Date/Time: Friday, 30 January 2015, 19h30

Venue: Franco Namibian Cultural Centre Gallery

Entrance: Free

College of the Arts students are taking their designs to the runway at a fashion show to celebrate 10 years of Fashion Design education.

The Fashion Design diploma at the College of the Arts is celebrating the 10th anniversary of the first graduates entering their careers as fashion designers. At a dedicated fashion show at the end of January, all students who have completed the Fasion Design diploma over the past ten years, will showcase their work.

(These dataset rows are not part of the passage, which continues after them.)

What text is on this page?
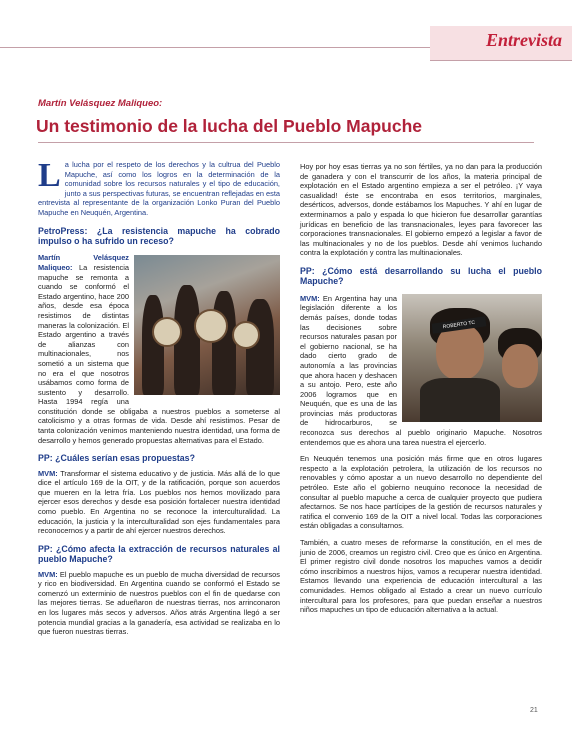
Entrevista
Martín Velásquez Maliqueo:
Un testimonio de la lucha del Pueblo Mapuche

La lucha por el respeto de los derechos y la cultrua del Pueblo Mapuche, así como los logros en la determinación de la comunidad sobre los recursos naturales y el tipo de educación, junto a sus perspectivas futuras, se encuentran reflejadas en esta entrevista al representante de la organización Lonko Puran del Pueblo Mapuche en Neuquén, Argentina.

PetroPress: ¿La resistencia mapuche ha cobrado impulso o ha sufrido un receso?

Martín Velásquez Maliqueo: La resistencia mapuche se remonta a cuando se conformó el Estado argentino, hace 200 años, desde esa época resistimos de distintas maneras la colonización. El Estado argentino a través de alianzas con multinacionales, nos sometió a un sistema que no era el que nosotros usábamos como forma de sustento y desarrollo. Hasta 1994 regía una constitución donde se obligaba a nuestros pueblos a someterse al catolicismo y a otras formas de vida. Desde ahí resistimos. Pesar de tanta colonización venimos manteniendo nuestra identidad, una forma de desarrollo y hemos generado propuestas alternativas para el Estado.

PP: ¿Cuáles serían esas propuestas?

MVM: Transformar el sistema educativo y de justicia. Más allá de lo que dice el artículo 169 de la OIT, y de la ratificación, porque son acuerdos que mueren en la letra fría. Los pueblos nos hemos movilizado para ejercer esos derechos y desde esa posición fortalecer nuestra identidad como pueblo. En Argentina no se reconoce la interculturalidad. La educación, la justicia y la interculturalidad son ejes fundamentales para reconocernos y a partir de ahí ejercer nuestros derechos.

PP: ¿Cómo afecta la extracción de recursos naturales al pueblo Mapuche?

MVM: El pueblo mapuche es un pueblo de mucha diversidad de recursos y rico en biodiversidad. En Argentina cuando se conformó el Estado se comenzó un exterminio de nuestros pueblos con el fin de quedarse con las mejores tierras. Se adueñaron de nuestras tierras, nos arrinconaron en los lugares más secos y adversos. Años atrás Argentina llegó a ser potencia mundial gracias a la ganadería, esa actividad se realizaba en lo que fueron nuestras tierras.

Hoy por hoy esas tierras ya no son fértiles, ya no dan para la producción de ganadera y con el transcurrir de los años, la materia principal de explotación en el Estado argentino empieza a ser el petróleo. ¡Y vaya casualidad! éste se encontraba en esos territorios, marginales, desérticos, adversos, donde estábamos los Mapuches. Y ahí en lugar de exterminarnos a palo y espada lo que hicieron fue desarrollar garantías jurídicas en beneficio de las transnacionales, leyes para favorecer las corporaciones transnacionales. El gobierno empezó a legislar a favor de las multinacionales y no de los pueblos. Desde ahí venimos luchando contra la explotación y contra las multinacionales.

PP: ¿Cómo está desarrollando su lucha el pueblo Mapuche?

ROBERTO TC
MVM: En Argentina hay una legislación diferente a los demás países, donde todas las decisiones sobre recursos naturales pasan por el gobierno nacional, se ha dado cierto grado de autonomía a las provincias que ahora hacen y deshacen a su antojo. Pero, este año 2006 logramos que en Neuquén, que es una de las provincias más productoras de hidrocarburos, se reconozca sus derechos al pueblo originario Mapuche. Nosotros entendemos que es ahora una tarea nuestra el ejercerlo.

En Neuquén tenemos una posición más firme que en otros lugares respecto a la explotación petrolera, la utilización de los recursos no renovables y cómo apostar a un nuevo desarrollo no dependiente del petróleo. Este año el gobierno neuquino reconoce la necesidad de consultar al pueblo mapuche a cerca de cualquier proyecto que pudiera afectarnos. Se nos hace partícipes de la gestión de recursos naturales y ratifica el convenio 169 de la OIT a nivel local. Todas las corporaciones están obligadas a consultarnos.

También, a cuatro meses de reformarse la constitución, en el mes de junio de 2006, creamos un registro civil. Creo que es único en Argentina. El primer registro civil donde nosotros los mapuches vamos a decidir cómo inscribimos a nuestros hijos, vamos a recuperar nuestra identidad. Estamos llevando una experiencia de educación intercultural a las comunidades. Hemos obligado al Estado a crear un nuevo currículo intercultural para los profesores, para que puedan enseñar a nuestros niños mapuches un tipo de educación alternativa a la actual.

21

The aim of this 10th anniversary celebration is to bring graduates together and share their skills, knowledge, experience and achievements. The fashion show will be the platform for new partnerships and collaboration within the emerging industry. The best designs will be announced and awarded during the show. Through this celebration we are also looking forward to creating partnerships and collaborations within the growing Namibian Fashion Industry. The celebration will also be a competition for the emerging designers. Fashion designers Marianne Fassler and fashion magazine editor Johno du Plessis from South Africa, and Meryl Barry, the CEO at the Pupkewitz Foundation will judge the competition. The Graduate Winner will accompany College of the Arts lecturers, Beate Hamalwa and Helena Hangula to London on 26 of February 2015 to showcase her/his collection at the London Fashion Week. Hamalwa initiated the Fashion Design diploma, recognising the industry’s need for innovative and creative thinking and job creation. At that time, Hamalwa designed costumes for an adaptation of the play Eiffel Tower Wedding Party by Jean Cocteau, directed by Vincent Colin. Since then the Franco Namibian Cultural Centre has played a big role in developing the Fashion Design diploma.  They sponsored industrial sewing machines and other equipment. In 2005 Bianca Mofogeng and Helena Hangula visited Lycee La Calade College in Marseille, France. A distinctive difference in creative and technical thinking was shaped by French fashion professionals, for instance Fashion Design by Clara Matheron and Fred Sattler; Photography for Fashion by Marie-Alicia Noalles; and Jewellery Design by Mikael Kra.  Later two puppet-making workshops were offered by the German Embassy. The first intake had only seven students while this year the college received over 60 applications of which 20 will be successful. Last year the college received accreditation through the Namibian Qualification Authority for the Fashion Design diploma.